Energy’s not a free lunch—it’s the fallback. Shares of U.S. refiners Valero, Phillips 66, and Marathon Petroleum have all jumped over 20% so far this year. Analysts see more upside ahead, as diesel and jet fuel margins have shot higher. “Whirlwind Q1’26,” is how Matthew Blair at Tudor, Pickering, Holt & Co summed it up, with refining margins, known as product cracks, taking off. Reuters
BP’s latest numbers on Tuesday fueled the energy sector debate — but the divide between outperformers and stragglers stood out.
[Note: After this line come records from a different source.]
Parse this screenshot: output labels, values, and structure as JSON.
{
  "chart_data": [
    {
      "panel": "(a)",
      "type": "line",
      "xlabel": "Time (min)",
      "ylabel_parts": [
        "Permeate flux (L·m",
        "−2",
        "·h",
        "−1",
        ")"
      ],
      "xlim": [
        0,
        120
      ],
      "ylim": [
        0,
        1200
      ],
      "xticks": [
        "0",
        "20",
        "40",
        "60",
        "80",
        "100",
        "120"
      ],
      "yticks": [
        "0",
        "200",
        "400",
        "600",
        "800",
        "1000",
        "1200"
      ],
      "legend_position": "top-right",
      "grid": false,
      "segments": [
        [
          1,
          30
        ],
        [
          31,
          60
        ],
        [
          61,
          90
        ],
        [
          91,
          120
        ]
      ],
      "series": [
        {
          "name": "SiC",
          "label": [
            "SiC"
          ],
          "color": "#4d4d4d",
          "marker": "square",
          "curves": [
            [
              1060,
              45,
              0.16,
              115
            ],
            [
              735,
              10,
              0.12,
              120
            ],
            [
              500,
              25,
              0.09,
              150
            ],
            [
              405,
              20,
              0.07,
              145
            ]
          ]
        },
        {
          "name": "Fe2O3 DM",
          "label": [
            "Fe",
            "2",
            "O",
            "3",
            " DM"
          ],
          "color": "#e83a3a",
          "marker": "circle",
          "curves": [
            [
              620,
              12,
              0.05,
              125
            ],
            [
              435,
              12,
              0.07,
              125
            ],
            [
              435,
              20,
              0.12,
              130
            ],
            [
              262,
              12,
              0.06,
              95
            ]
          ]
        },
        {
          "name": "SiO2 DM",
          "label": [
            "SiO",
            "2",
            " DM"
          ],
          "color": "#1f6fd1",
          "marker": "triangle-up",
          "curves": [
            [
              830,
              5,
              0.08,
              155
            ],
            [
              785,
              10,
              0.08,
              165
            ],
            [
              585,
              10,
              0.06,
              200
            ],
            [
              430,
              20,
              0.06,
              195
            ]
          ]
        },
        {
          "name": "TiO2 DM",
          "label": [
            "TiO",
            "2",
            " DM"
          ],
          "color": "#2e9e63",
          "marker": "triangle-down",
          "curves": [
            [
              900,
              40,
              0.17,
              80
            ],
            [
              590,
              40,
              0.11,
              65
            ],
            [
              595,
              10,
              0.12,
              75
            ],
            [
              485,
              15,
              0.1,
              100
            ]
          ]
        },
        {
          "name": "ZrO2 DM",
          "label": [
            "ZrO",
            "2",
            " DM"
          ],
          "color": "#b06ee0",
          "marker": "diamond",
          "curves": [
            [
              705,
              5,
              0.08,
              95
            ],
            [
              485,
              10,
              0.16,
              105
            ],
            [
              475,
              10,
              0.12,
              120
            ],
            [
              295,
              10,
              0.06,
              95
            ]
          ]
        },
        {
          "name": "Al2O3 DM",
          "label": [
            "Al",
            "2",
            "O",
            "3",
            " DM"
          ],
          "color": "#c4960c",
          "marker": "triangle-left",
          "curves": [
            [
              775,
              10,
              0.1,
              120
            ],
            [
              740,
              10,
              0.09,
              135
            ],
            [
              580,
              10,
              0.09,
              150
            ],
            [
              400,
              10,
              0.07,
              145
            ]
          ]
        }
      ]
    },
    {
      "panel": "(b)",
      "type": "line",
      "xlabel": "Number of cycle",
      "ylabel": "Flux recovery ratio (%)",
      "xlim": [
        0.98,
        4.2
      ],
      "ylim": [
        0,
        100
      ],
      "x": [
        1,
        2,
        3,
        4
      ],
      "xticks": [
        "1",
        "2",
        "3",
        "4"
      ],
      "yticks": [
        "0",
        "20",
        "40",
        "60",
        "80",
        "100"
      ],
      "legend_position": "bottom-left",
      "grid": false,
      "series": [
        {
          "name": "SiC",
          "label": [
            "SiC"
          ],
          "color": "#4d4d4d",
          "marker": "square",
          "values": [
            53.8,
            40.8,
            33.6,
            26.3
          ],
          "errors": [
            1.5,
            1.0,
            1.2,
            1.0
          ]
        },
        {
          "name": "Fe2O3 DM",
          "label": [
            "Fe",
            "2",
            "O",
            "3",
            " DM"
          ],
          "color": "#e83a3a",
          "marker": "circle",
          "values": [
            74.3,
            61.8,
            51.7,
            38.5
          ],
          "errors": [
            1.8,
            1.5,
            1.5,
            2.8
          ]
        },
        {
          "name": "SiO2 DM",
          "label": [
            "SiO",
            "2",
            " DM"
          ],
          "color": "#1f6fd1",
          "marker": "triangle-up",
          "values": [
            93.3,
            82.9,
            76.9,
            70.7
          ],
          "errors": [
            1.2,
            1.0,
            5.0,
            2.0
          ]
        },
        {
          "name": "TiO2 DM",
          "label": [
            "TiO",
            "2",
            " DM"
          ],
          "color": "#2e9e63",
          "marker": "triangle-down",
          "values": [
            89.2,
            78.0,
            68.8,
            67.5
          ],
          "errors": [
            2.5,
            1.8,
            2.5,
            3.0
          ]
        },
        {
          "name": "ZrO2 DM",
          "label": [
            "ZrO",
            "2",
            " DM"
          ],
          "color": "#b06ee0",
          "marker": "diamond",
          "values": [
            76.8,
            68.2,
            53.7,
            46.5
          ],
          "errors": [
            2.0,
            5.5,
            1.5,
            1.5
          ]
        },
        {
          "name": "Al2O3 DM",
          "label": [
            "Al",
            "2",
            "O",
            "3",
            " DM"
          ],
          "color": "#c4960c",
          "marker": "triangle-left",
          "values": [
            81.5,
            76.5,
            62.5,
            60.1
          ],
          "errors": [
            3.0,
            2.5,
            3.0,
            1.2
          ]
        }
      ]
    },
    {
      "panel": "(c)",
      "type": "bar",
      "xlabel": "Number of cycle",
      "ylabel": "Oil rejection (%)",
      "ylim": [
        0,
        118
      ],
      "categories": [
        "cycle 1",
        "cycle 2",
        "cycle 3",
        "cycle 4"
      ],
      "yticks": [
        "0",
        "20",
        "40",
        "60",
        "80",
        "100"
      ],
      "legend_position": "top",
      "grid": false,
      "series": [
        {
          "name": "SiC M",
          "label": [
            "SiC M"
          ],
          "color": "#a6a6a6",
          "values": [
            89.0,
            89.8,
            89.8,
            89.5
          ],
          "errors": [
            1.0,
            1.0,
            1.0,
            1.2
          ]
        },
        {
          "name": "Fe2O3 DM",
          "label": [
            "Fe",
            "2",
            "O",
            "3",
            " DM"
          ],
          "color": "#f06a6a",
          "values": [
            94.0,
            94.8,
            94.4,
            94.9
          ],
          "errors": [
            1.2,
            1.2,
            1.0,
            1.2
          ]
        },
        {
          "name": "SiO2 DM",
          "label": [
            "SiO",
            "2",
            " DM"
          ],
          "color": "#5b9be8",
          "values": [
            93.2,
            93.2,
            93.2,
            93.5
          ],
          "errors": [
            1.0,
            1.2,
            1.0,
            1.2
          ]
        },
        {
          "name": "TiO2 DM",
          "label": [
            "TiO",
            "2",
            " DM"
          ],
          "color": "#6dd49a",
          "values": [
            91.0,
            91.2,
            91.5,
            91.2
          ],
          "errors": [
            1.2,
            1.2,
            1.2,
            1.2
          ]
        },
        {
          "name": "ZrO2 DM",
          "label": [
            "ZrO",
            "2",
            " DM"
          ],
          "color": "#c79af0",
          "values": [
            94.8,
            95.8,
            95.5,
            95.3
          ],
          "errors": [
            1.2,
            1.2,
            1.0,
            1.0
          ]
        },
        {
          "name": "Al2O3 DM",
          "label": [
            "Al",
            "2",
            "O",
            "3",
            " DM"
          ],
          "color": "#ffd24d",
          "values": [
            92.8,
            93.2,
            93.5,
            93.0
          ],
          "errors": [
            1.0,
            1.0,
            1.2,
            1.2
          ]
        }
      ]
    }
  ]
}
The British oil giant posted first-quarter profit of $3.2 billion, more than double from before, with oil trading during the Iran war driving gains. The company flagged that fuel margins are still at the mercy of supply shocks out of the Middle East.
There’s value in watching the laggards, too. UPS posted a 28% slide in adjusted quarterly profit after scaling back Amazon deliveries, pushing further into data-center and healthcare shipments with better margins. FedEx is in the same boat—pressed to rein in costs and steer clear of thinner-margin doorstep business.
Spotify is flashing a caution signal for growth stocks with lofty outlooks. The streamer projected second-quarter operating profit and new premium users short of analyst targets, triggering a drop of almost 9% in premarket action. Apple and Amazon are still the heavyweight competitors in the music streaming space.
Oil prices remain a bigger drag than earnings growth can cover. Since the war’s onset, 24 companies have either pulled or trimmed guidance, Reuters reported Monday. Thirty-five have flagged higher prices, 36 pointed to financial hits. Procter & Gamble’s finance chief Andre Schulten summed up the shifting retail landscape: the consumer’s “path to purchase is changing every day.” Reuters
Marketwise, picking the best stocks today isn’t about piling onto the latest rally — it’s about sifting out real catalysts. Nvidia, Microsoft, Alphabet, Amazon, GM, Hilton, and Centene stand out with more concrete news angles. Refining names still double as an oil hedge. UPS and Spotify show how this earnings stretch can deliver both hits and misses.